Эти решетчатые башни – нефтяные вышки. Раскормленные гуси – «качалки», насосы, которые поднимали нефть из земли. Все это не работало добрую сотню лет, но земля все так же выдавливала нефть из глубин уже без помощи человека. Нефть насыщала почву, пока не перестала впитываться, покрывала землю и все прибывала, прибывала, прибывала…
В нескольких милях от них земля превратилась в черное поблескивающее море. Оно простиралось насколько хватало глаз, до самого горизонта.

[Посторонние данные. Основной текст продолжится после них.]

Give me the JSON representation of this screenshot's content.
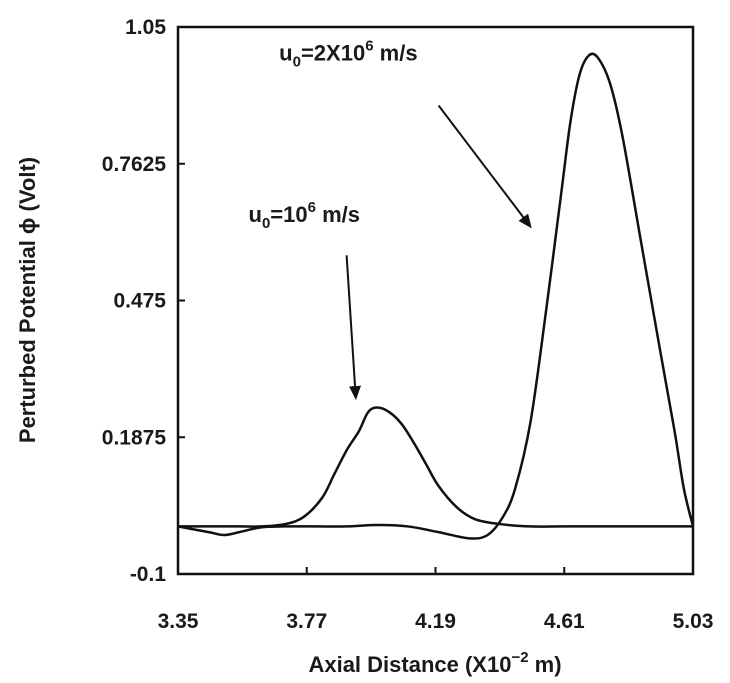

Из дурно пахнущей жижи торчали остовы сгнивших нефтяных вышек, гусаки заржавевших «качалок», какие-то машины, механизмы, покрытые загустевшими смоляными соплями.
Перечеркивая наискось жуткий пейзаж с севера на юг, от западных отрогов Скайскрепера к самому Оушену тянулись покосившиеся фермы высоковольтной линии. Часть из них давно рухнула, оставив после себя торчащие из нефти обломки, часть все еще стояла, напоминая железные зубы какого-то чудовища. Книжник смотрел и не мог оторвать глаз от этого страшного и завораживающего зрелища.
– Тим! – позвала Сибилла. – Тим! Ты слышишь?
– Что?
Он оглянулся.
Локомотив почти остановился. Машина больше не пыхтела, вода кончилась, пар больше не толкал поршень, и паровоз преодолевал последние ярды пути уже по инерции.